3. Offer a prix fixe menu at different price points. For example, you can offer an affordable option that includes a sandwich, side dish, and a drink and a more expensive option that includes an appetizer, entree, and cocktail. This is an appealing choice because it makes customers with varying budgets feel welcome in your establishment. It also gives guests an option on how much they want to donate to the cause. Depending on your menu items and which meal package your guests choose, this option can have a large profit margin.
When you host a fundraiser night at your establishment, you want to acknowledge the request of the group, but you need to make sure you're not interrupting your busiest night. Generally, you'll want to host a fundraiser night on one of the slower days of the work week. That way, you're not missing out on potential sales, and you're bringing in more business on a typically slow night. You'll also want to set a timeframe for your event, so you don't interrupt your regular business too much. The ideal timeframe would be four or five hours in the evening, like from 5pm to 9pm.
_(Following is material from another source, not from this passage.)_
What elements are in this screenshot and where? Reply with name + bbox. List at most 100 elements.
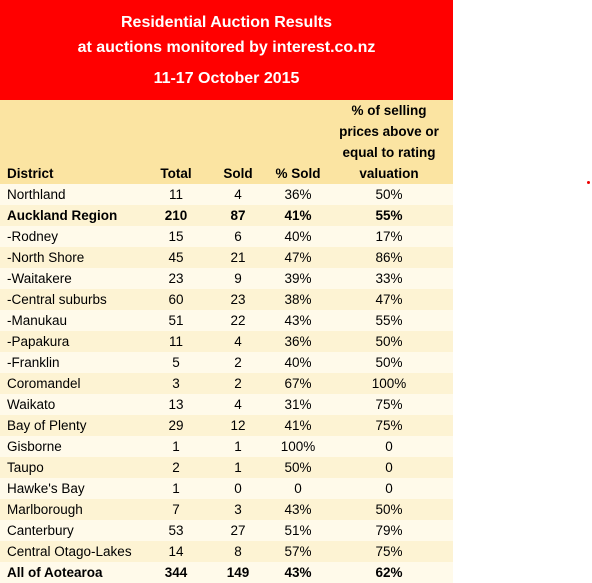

Once you've made plans for your fundraiser night, you need to get the word out so that people show up to your event. Here are a few tips on how to advertise your fundraiser night:
Your best tool for free advertising is social media. You can take advantage of your establishment's various social media accounts to notify the community of your upcoming event. Additionally, people who see your posts on social media can share them, helping amplify your reach.
Old fashioned advertising methods like printing flyers work wonders, as well, especially for engaging with your community that is not connected with you via social media. To make your flyers stand out from the pack, use bright and colorful paper with big, bold lettering that will grab people's attention. You can also use door hangers to advertise in nearby neighborhoods.
Another way to bring customers to your event is to offer an incentive or discount. For example, you can mail out coupons for the event that are good for a free appetizer or drink. While this will cause you to lose some money upfront, the increased traffic and orders will make up for the loss. Additionally, you can sell tickets ahead of time for your event. Selling tickets for your event makes it feel more exclusive and creates a sense of urgency. Plus, if someone buys a ticket, they are more likely to attend the actual event and make purchases.
After your event has ended, make sure to post on social media how much money your fundraiser raised. You can also thank your guests for coming and donating their time and money, leaving them with a good feeling and encouraging them to become repeat customers. Hosting a fundraiser night is an excellent option for restaurants and bars, as you can increase your short-term profits and cultivate long-term customers while supporting a worthy cause.